[Date Prev][Date Next] [Chronological] [Thread] [Top]

Hang in wait4msg() during search (ITS#3192)



Full_Name: Ian Puleston
Version: 2.1.29
OS: VxWorks
URL: ftp://ftp.openldap.org/incoming/
Submission from: (NULL) (64.220.173.243)


I am working on a port of OpenLDAP that runs under VxWorks and have encountered
a problem where during a search request the LDAP client hangs in
ldap_int_select() called from ldap_result() via wait4msg(). This is a timing
issue and I only see it when using TLS to Active Directory on a Windows 2000
server. Non-TLS to the same server works OS, as do both TLS and non-TLS to an
OpenLDAP Server.

This may be the problem causing issue #s 3015, 3054 and 3124, and I have a
solution (see below). First here's the trace:

ldap_result msgid -1
ldap_chkResponseList for msgid=-1, all=0
ldap_chkResponseList returns NULL
wait4msg (infinite timeout), msgid -1
wait4msg continue, msgid -1, all 0
** Connections:
* host: ianserver.sd80.com  port: 636  (default)
  refcnt: 2  status: Connected
  last used: FRI JUN 18 23:08:19 2004

** Outstanding Requests:
 * msgid 2,  origid 2, status InProgress
   outstanding referrals 0, parent count 0
** Response Queue:
   Empty
ldap_chkResponseList for msgid=-1, all=0
ldap_chkResponseList returns NULL
read1msg: msgid -1, all 0
ldap_read: message type search-result msgid 2, original id 2
new result:  res_errno: 0, res_error: <>, res_matched: <>
read1msg:  0 new referrals
read1msg:  mark request completed, id = 2
request 2 done
res_errno: 0, res_error: <>, res_matched: <>
ldap_free_request (origid 2, msgid 2)
ldap_free_connection
ldap_free_connection: refcnt 1
ldap_int_select

And there it hangs ad-infinitum. If I change the code to use a timeout in the
select then it times out and the search completes OK (but slowly).

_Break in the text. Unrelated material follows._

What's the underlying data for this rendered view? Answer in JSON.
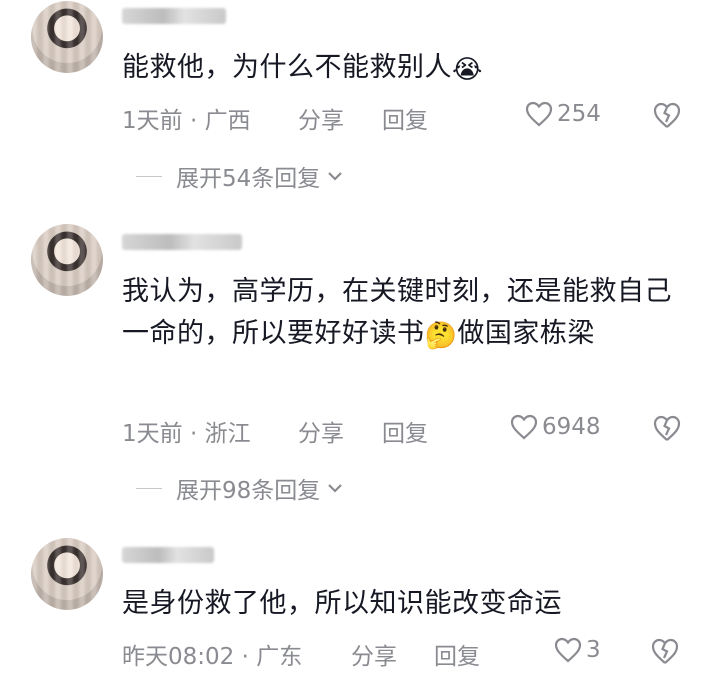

When it goes wrong and hangs data is already available, the
LBER_SB_OPT_DATA_READY BER request returns true and try_read1msg() is called.
When it does not hang no data is available at that point and it must do the
select to wait for the data.

The problem appears to be that wait4msg checks for lc == NULL to decide whether
it needs to wait for data on the socket, but if the data is already received
then try_read1msg() returns with lc set to NULL. That then causes
ldap_int_select() to get called even if there is no more data coming, resulting
in the hang up / timeout.

My fix, which I've tested and it seems to work fine, is to change the following
code in wait4msg() (from result.c in OpenLDAP 2.1.29:

        if( (*result = chkResponseList(ld, msgid, all)) != NULL ) {
            rc = (*result)->lm_msgtype;
        } else {

			for ( lc = ld->ld_conns; lc != NULL; lc = nextlc ) {
				nextlc = lc->lconn_next;
				if ( ber_sockbuf_ctrl( lc->lconn_sb,
						LBER_SB_OPT_DATA_READY, NULL ) ) {
					rc = try_read1msg( ld, msgid, all, lc->lconn_sb,
						&lc, result );
				    break;
				}
	        }

		    if ( lc == NULL ) {
			    rc = ldap_int_select( ld, tvp );


To:

        if( (*result = chkResponseList(ld, msgid, all)) != NULL ) {
            rc = (*result)->lm_msgtype;
        } else {
			int found_msg = 0;

			for ( lc = ld->ld_conns; lc != NULL; lc = nextlc ) {
				nextlc = lc->lconn_next;
				if ( ber_sockbuf_ctrl( lc->lconn_sb,
						LBER_SB_OPT_DATA_READY, NULL ) ) {
					rc = try_read1msg( ld, msgid, all, lc->lconn_sb,
						&lc, result );
					found_msg = 1;
				    break;
				}
	        }

		    if ( !found_msg ) {
			    rc = ldap_int_select( ld, tvp );


And here are the diffs to result.c for the patch:
299a300
>                       int found_msg = 0;
306a308
>                                       found_msg = 1;
311c313
<                   if ( lc == NULL ) {
---
>                   if ( !found_msg ) {